In the manufacturing industry for 2022, smart manufacturing technology will continue to be at the forefront as companies explore innovative ways to improve processes and efficiency. 2021 brought upheaval and recovery, and 2022 brings smart manufacturing trends and technological applications you will want to understand.
As we explore these trends, we will be able to assist you in optimizing your operations and contributing to the health and resilience of your business.
Smart Manufacturing Trends for 2022
Certainly, 2022’s smart factory trends will be driven by recovery and preparedness, but they will also build on advancements in technology that date back decades – independent of the COVID pandemic and response. A few trends will be discussed below.
- Remote and off-site operational work is on the rise due to a number of reasons. Safety, flexibility, convenience — The list goes on and on. After the COVID scare, the world has returned to normal in a way, but facilities are closely monitoring ways to build even more remote access into their operations.
Monitoring sensors to virtual maintenance and troubleshooting through the Industrial Internet of Things and digital twins have proven that effective operations can still be conducted even when an employee isn’t present. This trend will only grow in the years to come as digital technologies become more prevalent.
- Monitoring the health of machines with sensors: The use of sensors has been increasing in manufacturing for years. The year 2021 is poised for a critical mass breakthrough, with sensors becoming more popular at increasingly affordable prices.
More and more facilities will begin to use sensors to enable continuous, real-time monitoring of machine and equipment health and condition – resulting in more effective maintenance, longer equipment life, and higher-quality output.
Increased productivity and efficiency thanks to sensors: Sensors allow for tactics such as predictive maintenance, which analyzes machine performance data to detect minor fluctuations in areas such as vibration, which can signal major issues later on – allowing the facility to address problems as soon as possible. In this way, downtime can be reduced or eliminated, allowing facilities to maximize productivity through proper equipment operation.

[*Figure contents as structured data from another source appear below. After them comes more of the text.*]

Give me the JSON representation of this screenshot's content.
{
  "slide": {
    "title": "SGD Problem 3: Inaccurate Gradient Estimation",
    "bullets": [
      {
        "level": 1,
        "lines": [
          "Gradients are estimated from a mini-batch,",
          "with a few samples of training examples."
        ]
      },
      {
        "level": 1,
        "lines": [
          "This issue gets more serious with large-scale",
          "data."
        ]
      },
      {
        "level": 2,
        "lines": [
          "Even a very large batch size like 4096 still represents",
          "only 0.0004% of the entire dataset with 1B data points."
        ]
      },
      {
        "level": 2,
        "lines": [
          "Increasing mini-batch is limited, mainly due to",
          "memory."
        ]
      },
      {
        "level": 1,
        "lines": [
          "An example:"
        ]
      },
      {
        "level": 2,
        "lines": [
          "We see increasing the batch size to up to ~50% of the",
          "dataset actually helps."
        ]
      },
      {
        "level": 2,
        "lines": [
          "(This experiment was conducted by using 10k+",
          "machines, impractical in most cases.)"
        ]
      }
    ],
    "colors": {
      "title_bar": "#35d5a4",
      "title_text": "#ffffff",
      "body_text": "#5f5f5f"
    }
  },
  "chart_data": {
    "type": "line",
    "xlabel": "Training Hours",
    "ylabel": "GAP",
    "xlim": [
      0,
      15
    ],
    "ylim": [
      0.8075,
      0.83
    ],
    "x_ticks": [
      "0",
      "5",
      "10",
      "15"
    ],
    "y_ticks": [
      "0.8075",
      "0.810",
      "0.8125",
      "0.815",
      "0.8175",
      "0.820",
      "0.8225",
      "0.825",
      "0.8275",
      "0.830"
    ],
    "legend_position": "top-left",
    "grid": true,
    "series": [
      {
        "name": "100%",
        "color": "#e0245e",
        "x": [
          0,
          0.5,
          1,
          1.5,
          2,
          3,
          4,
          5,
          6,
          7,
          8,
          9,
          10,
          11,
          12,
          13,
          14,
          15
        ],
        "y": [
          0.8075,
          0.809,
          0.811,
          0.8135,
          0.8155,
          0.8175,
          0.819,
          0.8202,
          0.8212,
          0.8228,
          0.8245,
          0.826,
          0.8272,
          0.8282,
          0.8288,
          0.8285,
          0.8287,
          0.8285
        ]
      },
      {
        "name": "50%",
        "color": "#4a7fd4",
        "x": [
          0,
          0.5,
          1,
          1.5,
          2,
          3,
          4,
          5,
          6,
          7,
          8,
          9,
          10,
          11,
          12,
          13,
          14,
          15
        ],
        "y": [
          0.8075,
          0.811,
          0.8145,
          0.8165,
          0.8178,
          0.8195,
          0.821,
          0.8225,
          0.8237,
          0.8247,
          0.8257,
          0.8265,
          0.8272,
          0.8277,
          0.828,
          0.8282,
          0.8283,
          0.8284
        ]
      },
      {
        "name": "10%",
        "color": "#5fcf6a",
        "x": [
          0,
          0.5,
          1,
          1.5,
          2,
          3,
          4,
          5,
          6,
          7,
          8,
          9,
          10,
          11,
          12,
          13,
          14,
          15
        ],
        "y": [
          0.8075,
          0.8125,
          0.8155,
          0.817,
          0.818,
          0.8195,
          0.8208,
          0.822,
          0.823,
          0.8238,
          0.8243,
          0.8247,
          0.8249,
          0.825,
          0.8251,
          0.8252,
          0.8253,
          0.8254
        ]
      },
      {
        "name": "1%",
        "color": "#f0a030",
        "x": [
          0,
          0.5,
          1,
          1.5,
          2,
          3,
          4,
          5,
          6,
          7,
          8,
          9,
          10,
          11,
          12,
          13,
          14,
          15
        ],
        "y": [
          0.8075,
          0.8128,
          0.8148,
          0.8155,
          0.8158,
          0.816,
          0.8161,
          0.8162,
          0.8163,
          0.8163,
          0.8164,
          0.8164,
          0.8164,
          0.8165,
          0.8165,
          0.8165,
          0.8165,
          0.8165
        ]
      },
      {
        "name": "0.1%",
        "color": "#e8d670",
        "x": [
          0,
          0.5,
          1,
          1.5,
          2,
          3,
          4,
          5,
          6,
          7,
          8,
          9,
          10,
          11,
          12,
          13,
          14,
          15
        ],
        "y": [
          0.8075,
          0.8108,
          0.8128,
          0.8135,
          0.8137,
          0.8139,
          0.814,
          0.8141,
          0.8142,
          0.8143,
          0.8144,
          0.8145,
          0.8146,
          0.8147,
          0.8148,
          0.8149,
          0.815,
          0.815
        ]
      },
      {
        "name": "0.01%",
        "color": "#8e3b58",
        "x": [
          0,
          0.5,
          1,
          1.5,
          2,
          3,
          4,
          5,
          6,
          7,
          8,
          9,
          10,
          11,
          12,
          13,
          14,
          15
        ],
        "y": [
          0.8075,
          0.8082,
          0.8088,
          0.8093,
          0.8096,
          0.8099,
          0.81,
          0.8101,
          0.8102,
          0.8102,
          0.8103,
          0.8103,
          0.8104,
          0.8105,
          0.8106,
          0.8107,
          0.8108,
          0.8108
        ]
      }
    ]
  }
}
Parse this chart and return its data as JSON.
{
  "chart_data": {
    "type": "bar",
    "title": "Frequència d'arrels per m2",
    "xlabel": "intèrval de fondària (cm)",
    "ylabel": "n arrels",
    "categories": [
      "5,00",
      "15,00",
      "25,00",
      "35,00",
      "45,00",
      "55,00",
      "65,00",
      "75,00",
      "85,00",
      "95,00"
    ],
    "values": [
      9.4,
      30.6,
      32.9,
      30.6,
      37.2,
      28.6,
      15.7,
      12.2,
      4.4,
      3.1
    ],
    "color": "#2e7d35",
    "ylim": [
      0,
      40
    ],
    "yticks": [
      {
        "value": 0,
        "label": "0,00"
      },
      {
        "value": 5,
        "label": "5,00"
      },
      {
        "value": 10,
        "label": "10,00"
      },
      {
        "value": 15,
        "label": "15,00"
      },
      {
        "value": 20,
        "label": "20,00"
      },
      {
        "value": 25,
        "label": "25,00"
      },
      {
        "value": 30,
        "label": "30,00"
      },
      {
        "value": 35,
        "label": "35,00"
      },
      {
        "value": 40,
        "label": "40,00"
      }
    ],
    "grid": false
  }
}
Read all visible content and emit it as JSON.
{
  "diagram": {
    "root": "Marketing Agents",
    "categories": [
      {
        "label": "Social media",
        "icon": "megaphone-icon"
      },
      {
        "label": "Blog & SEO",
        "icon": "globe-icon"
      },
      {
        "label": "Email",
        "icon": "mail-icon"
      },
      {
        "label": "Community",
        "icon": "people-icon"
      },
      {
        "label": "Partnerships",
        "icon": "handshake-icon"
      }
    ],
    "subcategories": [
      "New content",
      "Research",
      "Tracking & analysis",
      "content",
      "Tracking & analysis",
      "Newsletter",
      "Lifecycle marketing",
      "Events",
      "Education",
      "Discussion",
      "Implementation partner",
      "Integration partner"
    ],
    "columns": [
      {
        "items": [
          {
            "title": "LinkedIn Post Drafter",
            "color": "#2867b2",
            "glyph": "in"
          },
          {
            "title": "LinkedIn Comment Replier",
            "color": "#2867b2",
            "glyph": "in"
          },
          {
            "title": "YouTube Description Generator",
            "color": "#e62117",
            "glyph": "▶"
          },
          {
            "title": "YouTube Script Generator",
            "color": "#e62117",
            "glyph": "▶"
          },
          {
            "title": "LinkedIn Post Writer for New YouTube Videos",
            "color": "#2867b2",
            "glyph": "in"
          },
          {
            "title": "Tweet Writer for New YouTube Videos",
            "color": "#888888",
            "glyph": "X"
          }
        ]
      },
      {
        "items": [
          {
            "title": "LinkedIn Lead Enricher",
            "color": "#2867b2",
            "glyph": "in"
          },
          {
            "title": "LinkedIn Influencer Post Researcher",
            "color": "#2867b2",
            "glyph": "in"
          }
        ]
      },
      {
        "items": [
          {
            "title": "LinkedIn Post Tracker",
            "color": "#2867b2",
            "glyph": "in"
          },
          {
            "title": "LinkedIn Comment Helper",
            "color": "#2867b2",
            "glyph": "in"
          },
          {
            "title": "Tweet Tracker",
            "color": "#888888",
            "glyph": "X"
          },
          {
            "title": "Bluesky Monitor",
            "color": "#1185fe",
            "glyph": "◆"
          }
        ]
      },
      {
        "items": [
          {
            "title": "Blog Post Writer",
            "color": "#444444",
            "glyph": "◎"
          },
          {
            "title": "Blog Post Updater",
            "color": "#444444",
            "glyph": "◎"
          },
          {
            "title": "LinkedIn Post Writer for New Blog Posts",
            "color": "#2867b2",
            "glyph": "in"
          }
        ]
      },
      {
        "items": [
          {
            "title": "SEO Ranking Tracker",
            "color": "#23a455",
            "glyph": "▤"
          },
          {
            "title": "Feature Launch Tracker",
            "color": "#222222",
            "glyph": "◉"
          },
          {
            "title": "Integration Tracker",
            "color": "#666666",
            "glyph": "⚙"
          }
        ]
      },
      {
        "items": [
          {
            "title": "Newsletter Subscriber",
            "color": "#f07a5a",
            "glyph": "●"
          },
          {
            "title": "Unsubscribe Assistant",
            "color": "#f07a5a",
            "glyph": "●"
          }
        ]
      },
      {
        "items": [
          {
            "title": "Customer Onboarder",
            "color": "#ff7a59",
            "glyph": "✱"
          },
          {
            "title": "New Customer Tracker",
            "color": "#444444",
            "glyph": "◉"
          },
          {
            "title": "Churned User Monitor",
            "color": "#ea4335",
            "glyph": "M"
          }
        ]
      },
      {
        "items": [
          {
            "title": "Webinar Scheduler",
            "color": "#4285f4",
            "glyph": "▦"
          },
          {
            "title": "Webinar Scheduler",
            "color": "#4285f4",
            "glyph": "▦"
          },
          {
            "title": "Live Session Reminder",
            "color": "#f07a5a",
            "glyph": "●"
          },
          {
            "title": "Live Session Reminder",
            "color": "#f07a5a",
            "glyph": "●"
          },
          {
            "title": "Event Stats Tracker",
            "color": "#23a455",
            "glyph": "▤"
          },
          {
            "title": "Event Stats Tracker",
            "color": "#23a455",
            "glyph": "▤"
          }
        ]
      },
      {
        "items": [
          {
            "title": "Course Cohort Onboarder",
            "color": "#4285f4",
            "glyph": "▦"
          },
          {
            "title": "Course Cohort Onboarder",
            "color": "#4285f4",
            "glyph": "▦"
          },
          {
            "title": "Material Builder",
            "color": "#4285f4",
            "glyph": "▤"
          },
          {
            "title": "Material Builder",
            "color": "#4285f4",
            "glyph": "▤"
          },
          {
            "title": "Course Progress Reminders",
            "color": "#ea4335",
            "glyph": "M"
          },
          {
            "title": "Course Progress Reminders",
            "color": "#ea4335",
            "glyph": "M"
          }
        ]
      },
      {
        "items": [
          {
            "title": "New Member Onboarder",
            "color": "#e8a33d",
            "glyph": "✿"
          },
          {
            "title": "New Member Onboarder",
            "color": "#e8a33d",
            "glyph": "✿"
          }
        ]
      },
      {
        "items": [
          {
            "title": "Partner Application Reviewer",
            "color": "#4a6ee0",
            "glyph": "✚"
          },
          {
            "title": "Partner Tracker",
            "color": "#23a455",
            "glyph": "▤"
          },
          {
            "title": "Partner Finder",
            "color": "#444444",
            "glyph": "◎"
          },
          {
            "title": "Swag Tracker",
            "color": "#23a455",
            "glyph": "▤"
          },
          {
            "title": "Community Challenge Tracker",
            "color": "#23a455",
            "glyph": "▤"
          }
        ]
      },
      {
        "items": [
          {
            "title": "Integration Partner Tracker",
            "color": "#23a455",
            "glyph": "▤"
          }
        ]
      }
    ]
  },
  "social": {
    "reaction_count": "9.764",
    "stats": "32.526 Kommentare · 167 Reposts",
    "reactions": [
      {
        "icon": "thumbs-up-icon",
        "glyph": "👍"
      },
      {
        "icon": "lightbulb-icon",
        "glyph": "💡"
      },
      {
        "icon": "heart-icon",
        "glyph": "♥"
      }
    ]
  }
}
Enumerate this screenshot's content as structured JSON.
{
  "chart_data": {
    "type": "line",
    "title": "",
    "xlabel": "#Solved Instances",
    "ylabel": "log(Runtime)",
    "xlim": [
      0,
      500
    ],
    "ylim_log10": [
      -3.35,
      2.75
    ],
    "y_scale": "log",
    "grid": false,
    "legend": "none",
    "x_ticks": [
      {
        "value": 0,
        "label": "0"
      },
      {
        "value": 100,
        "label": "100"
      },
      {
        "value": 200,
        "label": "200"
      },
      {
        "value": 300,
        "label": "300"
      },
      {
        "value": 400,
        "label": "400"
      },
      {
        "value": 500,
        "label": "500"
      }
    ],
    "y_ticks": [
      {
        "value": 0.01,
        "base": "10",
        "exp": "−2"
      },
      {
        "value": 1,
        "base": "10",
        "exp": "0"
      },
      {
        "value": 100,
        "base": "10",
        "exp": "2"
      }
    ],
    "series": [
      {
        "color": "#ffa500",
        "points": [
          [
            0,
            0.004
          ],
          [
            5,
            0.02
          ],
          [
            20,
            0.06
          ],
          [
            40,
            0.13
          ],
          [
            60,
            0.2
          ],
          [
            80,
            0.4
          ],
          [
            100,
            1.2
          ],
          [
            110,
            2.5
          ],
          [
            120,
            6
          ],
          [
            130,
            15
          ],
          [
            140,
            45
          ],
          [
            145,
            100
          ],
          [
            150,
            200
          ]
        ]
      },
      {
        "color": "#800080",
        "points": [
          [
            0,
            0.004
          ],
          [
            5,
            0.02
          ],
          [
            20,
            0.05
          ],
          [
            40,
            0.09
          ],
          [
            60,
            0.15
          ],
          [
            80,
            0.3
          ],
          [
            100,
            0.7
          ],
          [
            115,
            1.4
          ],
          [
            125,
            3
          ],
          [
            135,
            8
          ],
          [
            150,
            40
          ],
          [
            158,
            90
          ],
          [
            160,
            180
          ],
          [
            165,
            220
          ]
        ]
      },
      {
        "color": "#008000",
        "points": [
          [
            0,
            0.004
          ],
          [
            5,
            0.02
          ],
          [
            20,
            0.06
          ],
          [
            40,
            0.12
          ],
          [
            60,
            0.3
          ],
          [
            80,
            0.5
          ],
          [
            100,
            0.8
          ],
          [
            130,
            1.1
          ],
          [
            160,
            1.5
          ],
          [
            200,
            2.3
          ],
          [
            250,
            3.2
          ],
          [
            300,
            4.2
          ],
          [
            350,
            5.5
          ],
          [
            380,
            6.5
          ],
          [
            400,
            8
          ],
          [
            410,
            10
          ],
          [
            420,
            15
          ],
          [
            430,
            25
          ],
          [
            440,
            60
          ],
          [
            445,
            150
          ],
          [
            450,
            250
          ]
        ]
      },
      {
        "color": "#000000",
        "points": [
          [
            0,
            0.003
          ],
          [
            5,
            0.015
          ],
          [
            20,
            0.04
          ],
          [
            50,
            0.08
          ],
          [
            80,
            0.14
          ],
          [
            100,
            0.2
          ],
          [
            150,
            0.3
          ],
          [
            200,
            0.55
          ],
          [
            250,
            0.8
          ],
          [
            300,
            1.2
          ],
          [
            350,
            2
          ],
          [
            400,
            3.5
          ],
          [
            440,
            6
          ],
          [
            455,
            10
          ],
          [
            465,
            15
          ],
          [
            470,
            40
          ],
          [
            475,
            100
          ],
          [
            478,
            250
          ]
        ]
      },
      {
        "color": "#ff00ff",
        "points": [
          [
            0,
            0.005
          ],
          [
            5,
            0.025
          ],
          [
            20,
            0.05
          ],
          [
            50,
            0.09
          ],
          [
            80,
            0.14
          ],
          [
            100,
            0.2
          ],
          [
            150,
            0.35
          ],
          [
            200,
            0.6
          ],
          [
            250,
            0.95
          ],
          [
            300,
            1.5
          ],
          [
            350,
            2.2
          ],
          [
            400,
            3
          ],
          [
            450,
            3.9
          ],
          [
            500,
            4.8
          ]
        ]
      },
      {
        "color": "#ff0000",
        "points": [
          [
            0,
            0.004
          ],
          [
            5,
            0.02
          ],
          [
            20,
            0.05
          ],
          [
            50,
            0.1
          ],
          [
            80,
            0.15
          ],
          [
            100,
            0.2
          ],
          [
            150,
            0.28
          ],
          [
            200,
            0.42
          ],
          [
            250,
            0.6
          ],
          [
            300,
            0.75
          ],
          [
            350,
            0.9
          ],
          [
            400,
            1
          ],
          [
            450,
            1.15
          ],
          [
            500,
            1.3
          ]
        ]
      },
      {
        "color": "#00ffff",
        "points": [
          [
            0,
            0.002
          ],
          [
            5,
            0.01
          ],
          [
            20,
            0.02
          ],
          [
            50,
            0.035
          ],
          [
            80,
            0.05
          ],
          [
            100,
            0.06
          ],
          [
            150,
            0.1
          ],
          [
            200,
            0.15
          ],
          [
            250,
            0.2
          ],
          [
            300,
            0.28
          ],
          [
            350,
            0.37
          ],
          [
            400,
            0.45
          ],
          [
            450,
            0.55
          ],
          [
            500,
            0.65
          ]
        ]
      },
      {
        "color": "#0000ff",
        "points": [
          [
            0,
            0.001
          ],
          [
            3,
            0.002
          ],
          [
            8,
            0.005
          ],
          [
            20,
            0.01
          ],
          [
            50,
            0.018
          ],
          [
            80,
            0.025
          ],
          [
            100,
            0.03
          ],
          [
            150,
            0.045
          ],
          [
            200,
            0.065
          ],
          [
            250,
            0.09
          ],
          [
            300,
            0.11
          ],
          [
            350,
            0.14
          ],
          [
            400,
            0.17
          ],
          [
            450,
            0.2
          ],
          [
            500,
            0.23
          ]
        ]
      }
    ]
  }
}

- Taking a more predictive approach – beyond maintenance: In the wake of a global catastrophe, a more anticipatory approach to operations will be highly coveted. Companies in the manufacturing sector understandably aim to stay ahead of the next disruption, no matter when and wherever it occurs. Using AI and big data mining technologies will increasingly be used for running global scenarios to help predict and prepare for such events.
- AI exploration and adoption: Artificial intelligence is also poised for a breakthrough on the shop floor, taking advantage of years of incremental adoption as well as related technologies such as machine learning. AI technology can prove useful in managing maintenance, production capacity, inventory, sales, and many other aspects of a company’s operations.
- Personnel functions are changing – and there are opportunities to learn: In the future, AI will require skilled people to implement, manage, and make sense of the technology – a far cry from the fear that it will replace us. A boom in AI will provide manufacturing employees with great opportunities to learn and advance in their careers. Additionally, manufacturing personnel operations may change so that organizations can use technical workforce partners more effectively and maximize their value.
- Cobots on the rise: In the same vein, human workers remain an invaluable part of hands-on manufacturing tasks themselves, even if technology is increasingly used to facilitate them. Cobots (collaborative robots) is a suitable example of such an automation device – a machine with smart technology and safety features that makes it possible for it to work side by side with humans.
- Transparency and accountability have been driven by technology: As a result of the disruptions in 2020, smart technology will also affect the supply chain, and a high level of interest in reliability, transparency, and flexibility is expected.
A variety of technologies like artificial intelligence, vendor management software, and blockchain will play a role in the future of the supply chain – a process that can no longer be viewed as an intractable monolith, but rather a process that allows for more accountability and flexibility.
- A new take on scenario planning: Smart technologies, like AI and big data, are providing managers and employees with a better understanding of potential future disruptions in the manufacturing industry. However, responses must still be planned to avoid these scenarios in the future.
COVID has proven that long-term problems must also be addressed in addition to short-term responses to disasters. The planning exercises will consider agility, flexibility, resilience, employee relations, and long-term recovery in addition to immediate response planning.
Developing a reliable forecast of the future is impossible, as 2020 illustrates. The use of short-term trends, as well as long-term forecasts and focusing on the big picture (such as flexible production, reliability, remote work, maintenance partnerships, monitoring of equipment, and data-driven features), helps manufacturing businesses stay competitive and well-positioned.